India FTA: Zespri Cheers Kiwifruit Tariff Cuts in New Deal

New Zealand’s kiwifruit giant Zespri is celebrating a major win for its Indian operations, after the Indian government announced sharp cuts to kiwifruit import tariffs under a newly finalized free trade agreement. The move is set to reshape the fast-growing Indian fresh fruit market, cutting costs for consumers and opening up massive export opportunities for Kiwi growers.

What the New India Free Trade Agreement Means for Kiwifruit

The newly signed India free trade agreement covers agricultural goods, services, and digital trade, with kiwifruit identified as a priority product for tariff liberalization. Previously, high import duties made New Zealand kiwifruit 40% more expensive than domestic Indian varieties and cheaper imports from other markets.

Under the deal, import tariffs on fresh kiwifruit will drop from 30% to 5% immediately, with a full phase-out to 0% by 2026. This gradual reduction gives domestic Indian kiwifruit growers time to adapt, while giving Zespri a clear timeline to scale its exports.

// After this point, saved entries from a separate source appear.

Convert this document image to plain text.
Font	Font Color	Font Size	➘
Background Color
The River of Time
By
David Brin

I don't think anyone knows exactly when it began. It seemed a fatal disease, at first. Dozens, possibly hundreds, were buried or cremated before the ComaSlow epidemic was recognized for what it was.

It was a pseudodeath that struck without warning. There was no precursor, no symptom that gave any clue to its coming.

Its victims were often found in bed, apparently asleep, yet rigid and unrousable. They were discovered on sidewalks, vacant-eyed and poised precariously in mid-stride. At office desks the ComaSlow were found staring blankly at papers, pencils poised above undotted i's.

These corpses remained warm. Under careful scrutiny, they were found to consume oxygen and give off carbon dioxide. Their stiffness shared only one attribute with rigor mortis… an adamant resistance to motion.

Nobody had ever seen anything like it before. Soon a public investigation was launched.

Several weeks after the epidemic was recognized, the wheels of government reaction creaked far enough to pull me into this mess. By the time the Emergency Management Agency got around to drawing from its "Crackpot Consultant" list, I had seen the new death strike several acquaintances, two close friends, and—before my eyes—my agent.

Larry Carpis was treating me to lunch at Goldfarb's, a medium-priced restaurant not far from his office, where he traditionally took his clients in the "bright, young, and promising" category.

Zespri’s Official Response to the Tariff Slash

Zespri Chief Executive Dan Mathieson called the agreement a “game-changer” for the company’s long-term India strategy. “India is one of the fastest-growing premium fresh fruit markets globally, with a rising middle class actively seeking nutrient-dense, high-quality produce like our kiwifruit,” he said.

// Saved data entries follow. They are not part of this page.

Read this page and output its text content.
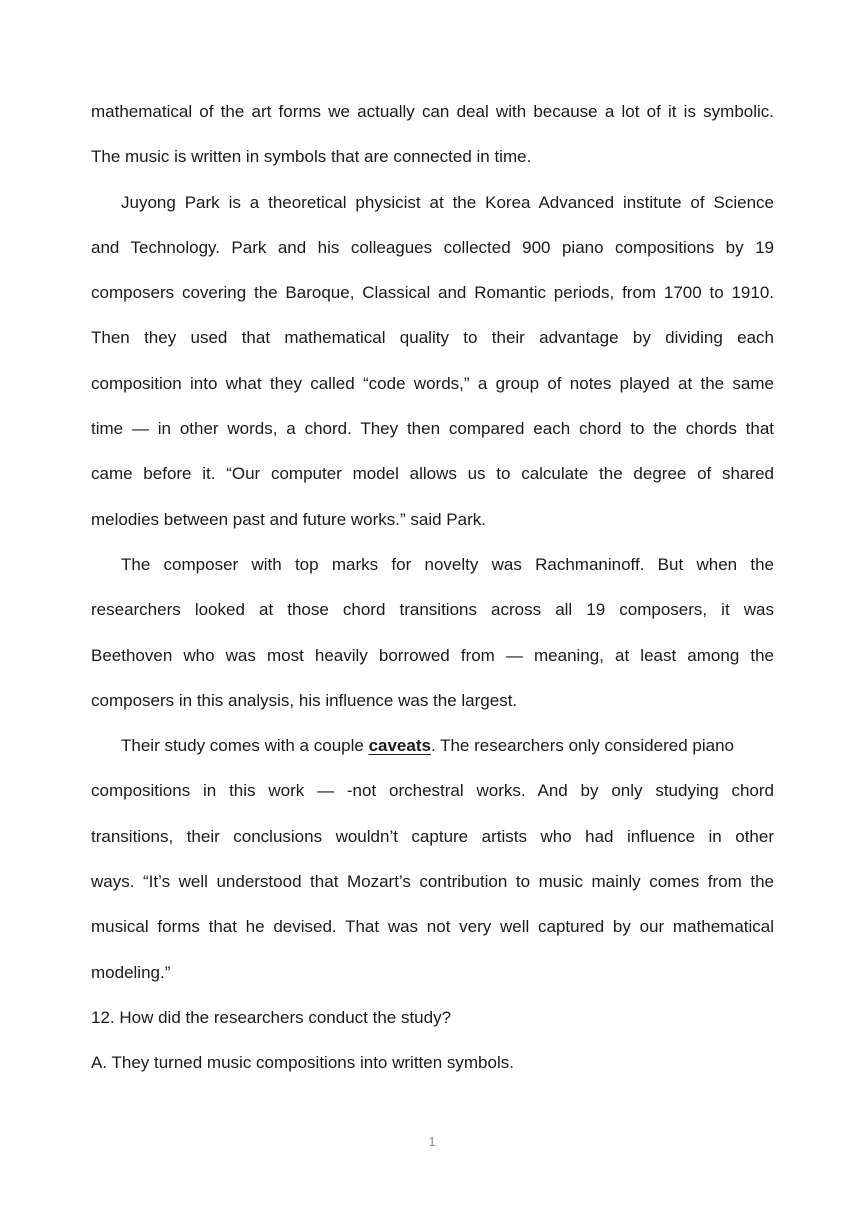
mathematical of the art forms we actually can deal with because a lot of it is symbolic.
The music is written in symbols that are connected in time.
Juyong Park is a theoretical physicist at the Korea Advanced institute of Science
and Technology. Park and his colleagues collected 900 piano compositions by 19
composers covering the Baroque, Classical and Romantic periods, from 1700 to 1910.
Then they used that mathematical quality to their advantage by dividing each
composition into what they called “code words,” a group of notes played at the same
time — in other words, a chord. They then compared each chord to the chords that
came before it. “Our computer model allows us to calculate the degree of shared
melodies between past and future works.” said Park.
The composer with top marks for novelty was Rachmaninoff. But when the
researchers looked at those chord transitions across all 19 composers, it was
Beethoven who was most heavily borrowed from — meaning, at least among the
composers in this analysis, his influence was the largest.
Their study comes with a couple caveats. The researchers only considered piano
compositions in this work — -not orchestral works. And by only studying chord
transitions, their conclusions wouldn’t capture artists who had influence in other
ways. “It’s well understood that Mozart’s contribution to music mainly comes from the
musical forms that he devised. That was not very well captured by our mathematical
modeling.”
12. How did the researchers conduct the study?
A. They turned music compositions into written symbols.
1
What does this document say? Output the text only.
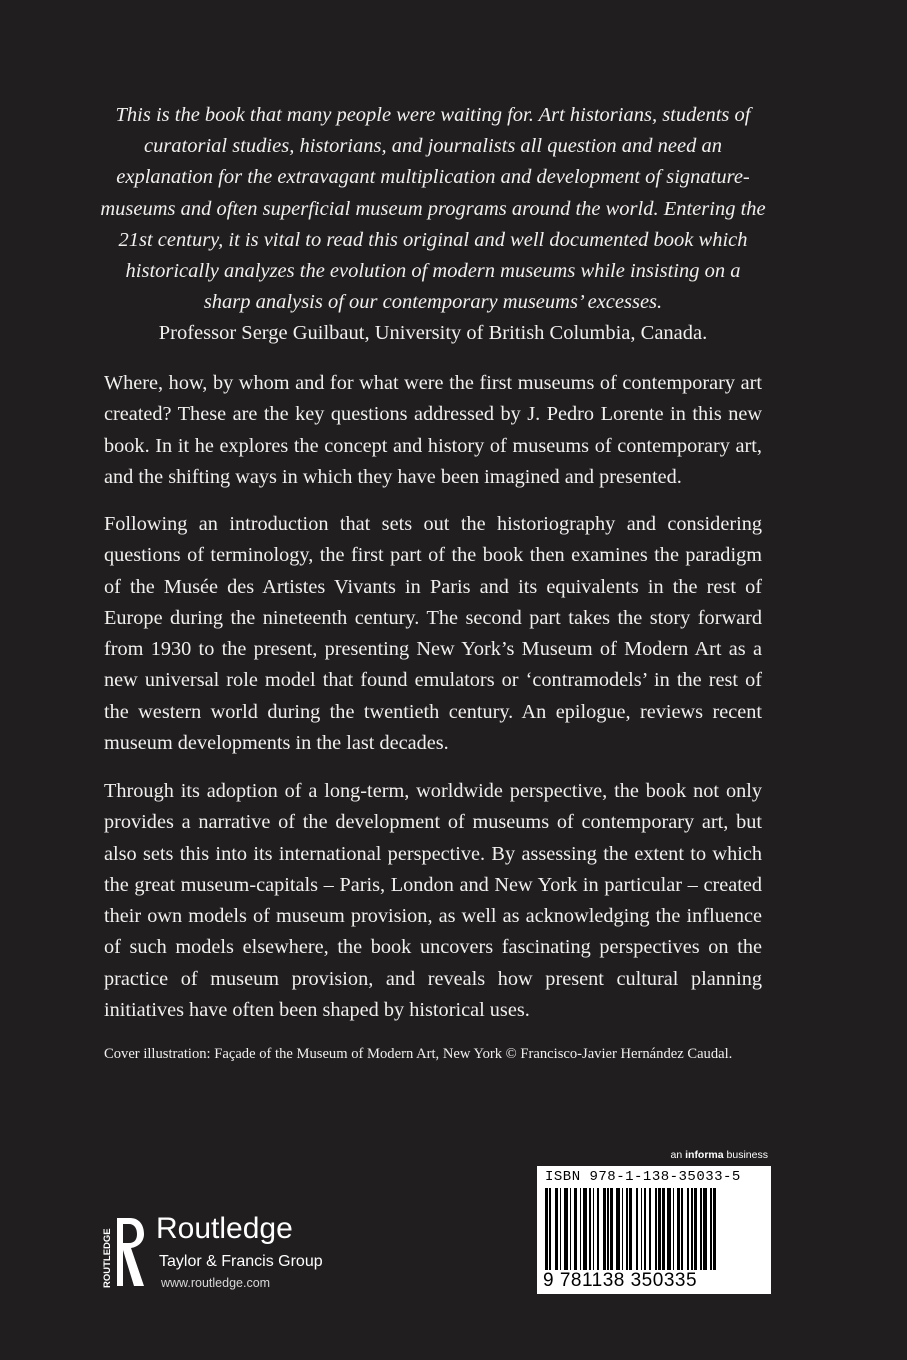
This is the book that many people were waiting for. Art historians, students of curatorial studies, historians, and journalists all question and need an explanation for the extravagant multiplication and development of signature-museums and often superficial museum programs around the world. Entering the 21st century, it is vital to read this original and well documented book which historically analyzes the evolution of modern museums while insisting on a sharp analysis of our contemporary museums’ excesses.
Professor Serge Guilbaut, University of British Columbia, Canada.

Where, how, by whom and for what were the first museums of contemporary art created? These are the key questions addressed by J. Pedro Lorente in this new book. In it he explores the concept and history of museums of contemporary art, and the shifting ways in which they have been imagined and presented.

Following an introduction that sets out the historiography and considering questions of terminology, the first part of the book then examines the paradigm of the Musée des Artistes Vivants in Paris and its equivalents in the rest of Europe during the nineteenth century. The second part takes the story forward from 1930 to the present, presenting New York’s Museum of Modern Art as a new universal role model that found emulators or ‘contramodels’ in the rest of the western world during the twentieth century. An epilogue, reviews recent museum developments in the last decades.

Through its adoption of a long-term, worldwide perspective, the book not only provides a narrative of the development of museums of contemporary art, but also sets this into its international perspective. By assessing the extent to which the great museum-capitals – Paris, London and New York in particular – created their own models of museum provision, as well as acknowledging the influence of such models elsewhere, the book uncovers fascinating perspectives on the practice of museum provision, and reveals how present cultural planning initiatives have often been shaped by historical uses.

Cover illustration: Façade of the Museum of Modern Art, New York © Francisco-Javier Hernández Caudal.
an informa business
ISBN 978-1-138-35033-5
9 781138 350335
ROUTLEDGE Routledge
Taylor & Francis Group
www.routledge.com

“Slashing these tariffs removes a major roadblock to expanding our footprint here. We expect to double our India exports within 2 years, reaching 15 million trays annually by 2025.”

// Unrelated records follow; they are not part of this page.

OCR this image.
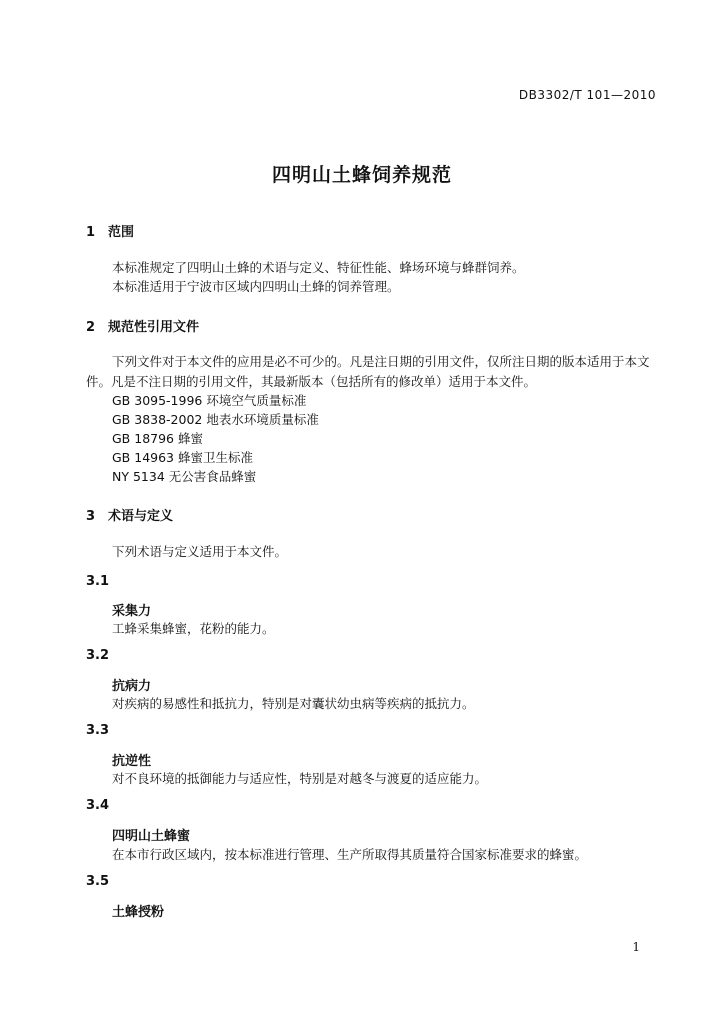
DB3302/T 101—2010
四明山土蜂饲养规范
1 范围
本标准规定了四明山土蜂的术语与定义、特征性能、蜂场环境与蜂群饲养。
本标准适用于宁波市区域内四明山土蜂的饲养管理。
2 规范性引用文件
下列文件对于本文件的应用是必不可少的。凡是注日期的引用文件，仅所注日期的版本适用于本文
件。凡是不注日期的引用文件，其最新版本（包括所有的修改单）适用于本文件。
GB 3095-1996 环境空气质量标准
GB 3838-2002 地表水环境质量标准
GB 18796 蜂蜜
GB 14963 蜂蜜卫生标准
NY 5134 无公害食品蜂蜜
3 术语与定义
下列术语与定义适用于本文件。
3.1
采集力
工蜂采集蜂蜜，花粉的能力。
3.2
抗病力
对疾病的易感性和抵抗力，特别是对囊状幼虫病等疾病的抵抗力。
3.3
抗逆性
对不良环境的抵御能力与适应性，特别是对越冬与渡夏的适应能力。
3.4
四明山土蜂蜜
在本市行政区域内，按本标准进行管理、生产所取得其质量符合国家标准要求的蜂蜜。
3.5
土蜂授粉
1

Who Benefits from the Kiwifruit Tariff Cut?

Indian Consumers

The biggest immediate winners are Indian buyers, who currently pay an average of ₹150 per kg for imported New Zealand kiwifruit. Industry experts project prices will drop by 25-30% once the new tariff rates take effect, making the vitamin C-rich fruit accessible to a wider range of households.

This price cut comes as demand for premium fruit surges in tier 2 and 3 Indian cities, where middle-class consumers are increasingly prioritizing health-focused food choices.

New Zealand Kiwifruit Growers

For New Zealand’s 2,500+ kiwifruit growers, the India free trade agreement opens access to a market of 1.4 billion people. Zespri currently exports just 2% of its total annual crop to India, a figure projected to rise to 10% by 2030.

This growth will add an estimated NZ$200 million in annual export revenue for the New Zealand kiwifruit sector, supporting jobs and rural communities across the country.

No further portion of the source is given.